Auch in Österreich wird man an diesen Erkenntnissen der Fachleute auf dem Gebiete der Sozialversicherung nicht einfach vorbeigehen können. Daß die Verstaatlichung des Gesundheitsdienstes eine wirtschaftliche Katastrophe wäre, bezweifelt heute niemand mehr, der sich nur halbwegs mit der Materie beschäftigt hat. Man kann aber die breite Masse leider nur damit zum Denken zwingen, also auch zur Bildung eines Verantwortungsgefühles, indem man sie eben bezahlen läßt.
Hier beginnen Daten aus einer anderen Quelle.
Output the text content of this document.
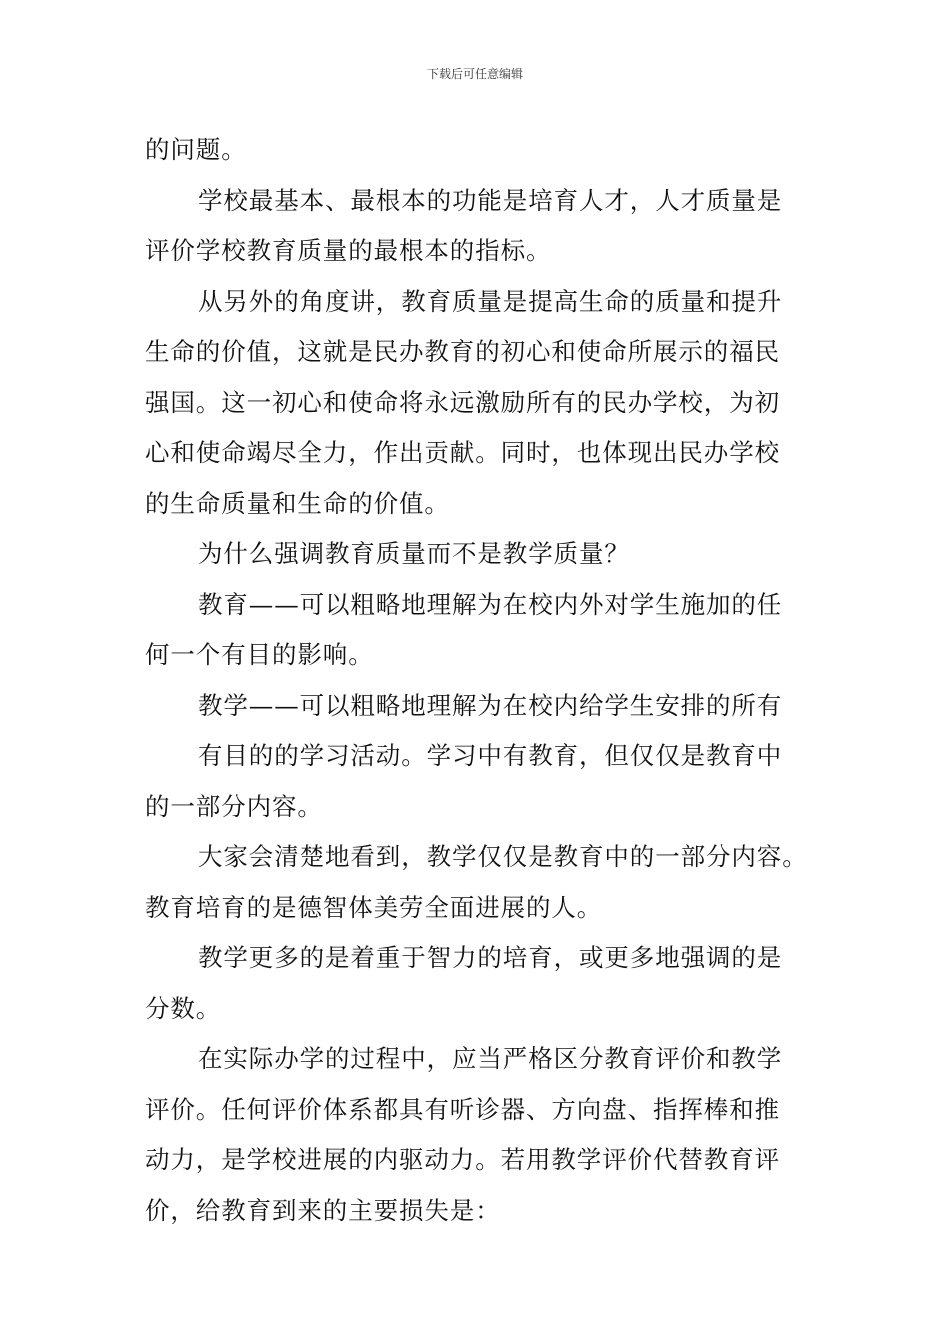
下载后可任意编辑
的问题。
学校最基本、最根本的功能是培育人才，人才质量是
评价学校教育质量的最根本的指标。
从另外的角度讲，教育质量是提高生命的质量和提升
生命的价值，这就是民办教育的初心和使命所展示的福民
强国。这一初心和使命将永远激励所有的民办学校，为初
心和使命竭尽全力，作出贡献。同时，也体现出民办学校
的生命质量和生命的价值。
为什么强调教育质量而不是教学质量？
教育——可以粗略地理解为在校内外对学生施加的任
何一个有目的影响。
教学——可以粗略地理解为在校内给学生安排的所有
有目的的学习活动。学习中有教育，但仅仅是教育中
的一部分内容。
大家会清楚地看到，教学仅仅是教育中的一部分内容。
教育培育的是德智体美劳全面进展的人。
教学更多的是着重于智力的培育，或更多地强调的是
分数。
在实际办学的过程中，应当严格区分教育评价和教学
评价。任何评价体系都具有听诊器、方向盘、指挥棒和推
动力，是学校进展的内驱动力。若用教学评价代替教育评
价，给教育到来的主要损失是：
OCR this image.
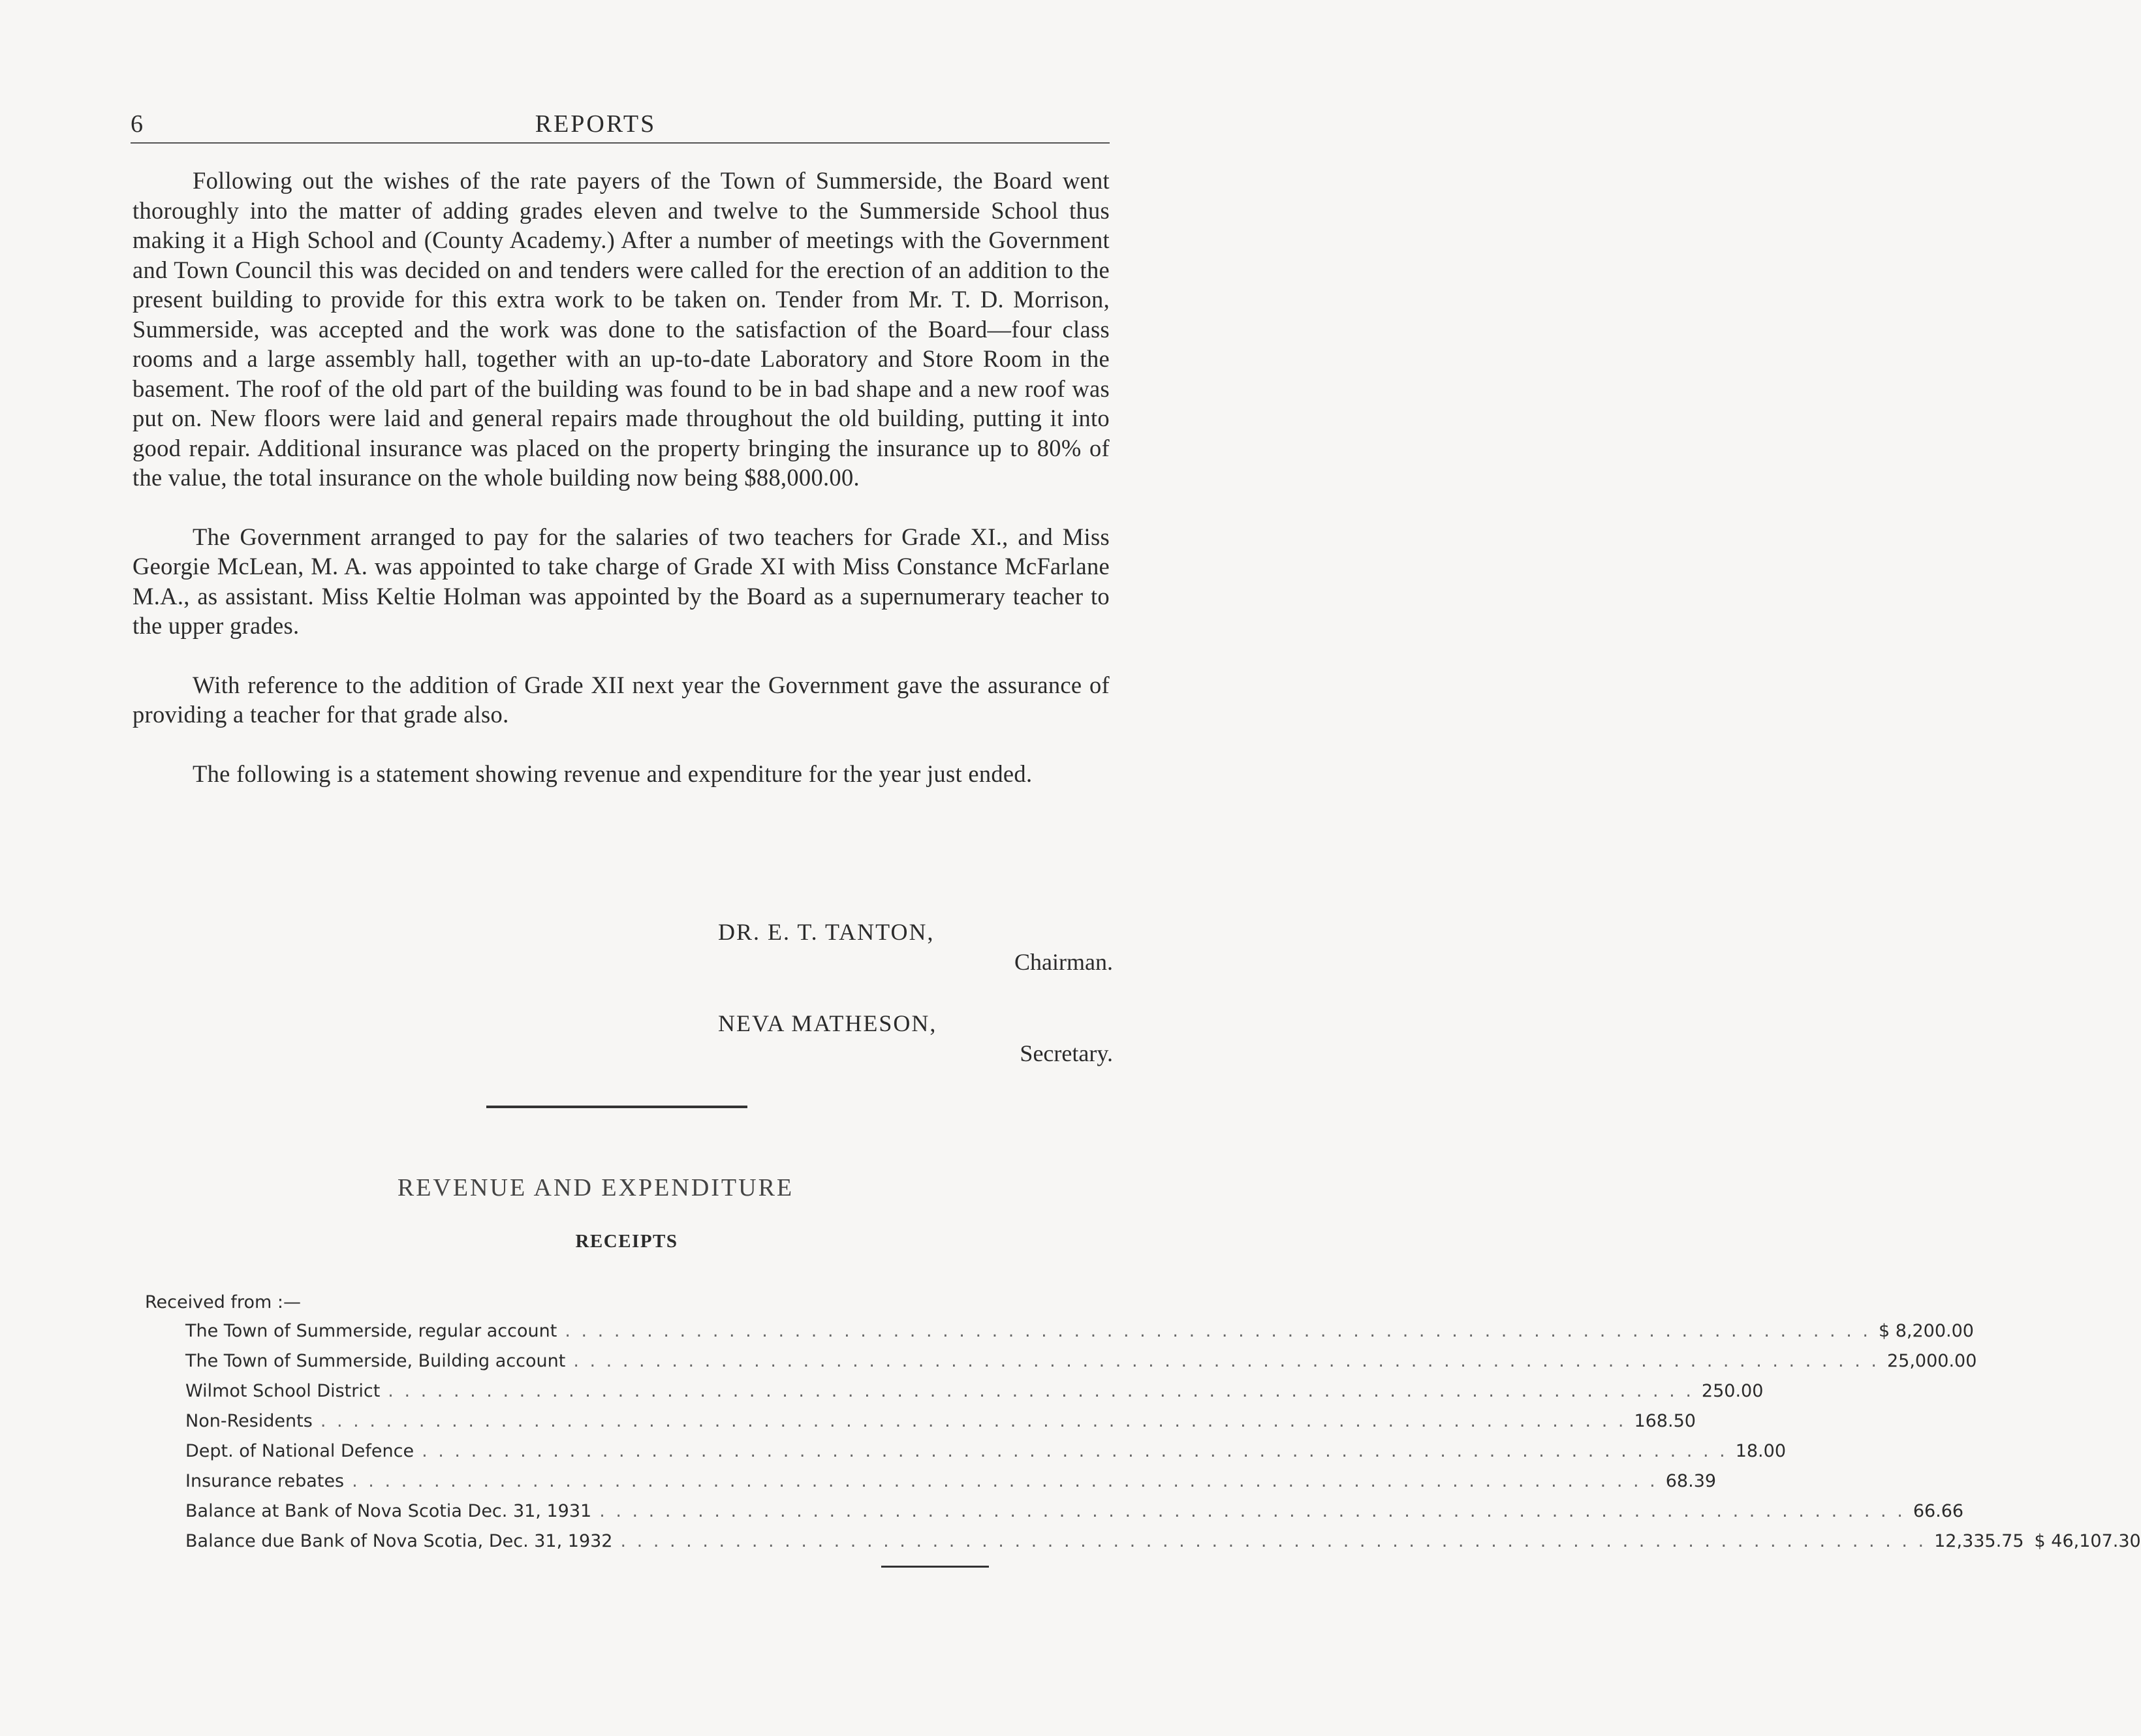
6	REPORTS

Following out the wishes of the rate payers of the Town of Summerside, the Board went thoroughly into the matter of adding grades eleven and twelve to the Summerside School thus making it a High School and (County Academy.) After a number of meetings with the Government and Town Council this was decided on and tenders were called for the erection of an addition to the present building to provide for this extra work to be taken on. Tender from Mr. T. D. Morrison, Summerside, was accepted and the work was done to the satisfaction of the Board—four class rooms and a large assembly hall, together with an up-to-date Laboratory and Store Room in the basement. The roof of the old part of the building was found to be in bad shape and a new roof was put on. New floors were laid and general repairs made throughout the old building, putting it into good repair. Additional insurance was placed on the property bringing the insurance up to 80% of the value, the total insurance on the whole building now being $88,000.00.

The Government arranged to pay for the salaries of two teachers for Grade XI., and Miss Georgie McLean, M. A. was appointed to take charge of Grade XI with Miss Constance McFarlane M.A., as assistant. Miss Keltie Holman was appointed by the Board as a supernumerary teacher to the upper grades.

With reference to the addition of Grade XII next year the Government gave the assurance of providing a teacher for that grade also.

The following is a statement showing revenue and expenditure for the year just ended.

DR. E. T. TANTON,

Chairman.

NEVA MATHESON,

Secretary.

REVENUE AND EXPENDITURE
RECEIPTS

Received from :—

The Town of Summerside, regular account . . . . . . . . . . . . . . . . . . . . . . . . . . . . . . . . . . . . . . . . . . . . . . . . . . . . . . . . . . . . . . . . . . . . . . . . . . . . . . . . $ 8,200.00
The Town of Summerside, Building account . . . . . . . . . . . . . . . . . . . . . . . . . . . . . . . . . . . . . . . . . . . . . . . . . . . . . . . . . . . . . . . . . . . . . . . . . . . . . . . . 25,000.00
Wilmot School District . . . . . . . . . . . . . . . . . . . . . . . . . . . . . . . . . . . . . . . . . . . . . . . . . . . . . . . . . . . . . . . . . . . . . . . . . . . . . . . . 250.00
Non-Residents . . . . . . . . . . . . . . . . . . . . . . . . . . . . . . . . . . . . . . . . . . . . . . . . . . . . . . . . . . . . . . . . . . . . . . . . . . . . . . . . 168.50
Dept. of National Defence . . . . . . . . . . . . . . . . . . . . . . . . . . . . . . . . . . . . . . . . . . . . . . . . . . . . . . . . . . . . . . . . . . . . . . . . . . . . . . . . 18.00
Insurance rebates . . . . . . . . . . . . . . . . . . . . . . . . . . . . . . . . . . . . . . . . . . . . . . . . . . . . . . . . . . . . . . . . . . . . . . . . . . . . . . . . 68.39
Balance at Bank of Nova Scotia Dec. 31, 1931 . . . . . . . . . . . . . . . . . . . . . . . . . . . . . . . . . . . . . . . . . . . . . . . . . . . . . . . . . . . . . . . . . . . . . . . . . . . . . . . . 66.66
Balance due Bank of Nova Scotia, Dec. 31, 1932 . . . . . . . . . . . . . . . . . . . . . . . . . . . . . . . . . . . . . . . . . . . . . . . . . . . . . . . . . . . . . . . . . . . . . . . . . . . . . . . . 12,335.75 $ 46,107.30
Für jeden Tag Spitalsaufenthalt könnte beispielsweise der Patient die Verpflegsgebühren bezahlen. Gratis müßten die ärztliche Betreuung, alle Medikamente im Spital und alle Kosten der Pflege und allfälliger Operationen bleiben. Für Medikamente sollte keine starre Rezeptgebühr, sondern ein entsprechend dem Preis gestaffelter Betrag eingehoben werden, wobei die unerläßlichen Dauer'-erschreibungen, wie Insulin- und Digitalispräparate, natürlich berücksichtigt werden müßten. Die Ärzte sollten für Visiten und Sonderleistungen eine angemessene Honorierung erhalten, wodurch soundso viele Patienten und Patientinnen dann doch eher daheim betreut werden könnten.

Vorschläge wie diese sind nicht neu. Sie liegen seit Jahr und Tag auf den Schreibtischen der Verantwortlichen und könnten, im wahrsten Sinne des Wortes, mühelos verwirklicht werden.